Danish Crown comunicó a Greenpeace que dejó de usar la frase “respetuoso con el clima” tras las críticas de organizaciones de consumidores. Sin embargo, la empresa nunca ha anunciado públicamente la decisión, algo que Clement considera inaceptable: “Han gastado millones de coronas para difundir este mensaje, y no han comunicado en ningún sitio que hayan aceptado las críticas y dejado de usarlo”.

Al parecer, la empresa no tiene previsto retirar la etiqueta de "climatización controlada", y recientemente ha afirmado que el programa de certificación voluntaria que gestiona para sus proveedores y que constituye la base de dicha etiqueta es "razonablemente sólido".

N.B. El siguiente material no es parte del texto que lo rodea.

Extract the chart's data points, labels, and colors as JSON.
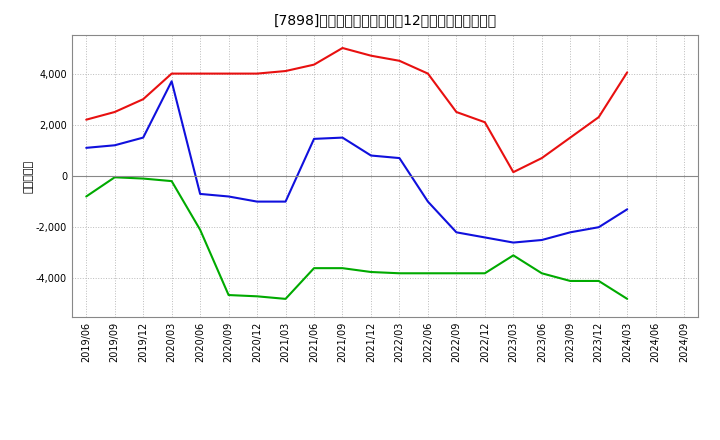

La negativa de la empresa a retirar la segunda campaña y a retractarse públicamente de las afirmaciones realizadas durante la primera ha enfurecido tanto a los grupos ecologistas de Dinamarca que, en junio, tres de ellos presentaron la primera demanda climática del país contra los eslóganes publicitarios de Danish Crown.

Según Rune-Christoffer Dragsdahl, de la Sociedad Vegetariana de Dinamarca, una de las partes demandantes, incluso si la industria logra reducir las emisiones tanto como afirma, la carne de cerdo seguiría siendo mucho más dañina para el clima que las alternativas vegetales, por lo que resulta engañoso describirla como respetuosa con el clima. Dragsdahl espera que la demanda disuada a otras empresas cárnicas de difundir información similar. «Alguien tiene que poner un límite antes de que esto se descontrole y genere una confusión total entre los consumidores», afirma.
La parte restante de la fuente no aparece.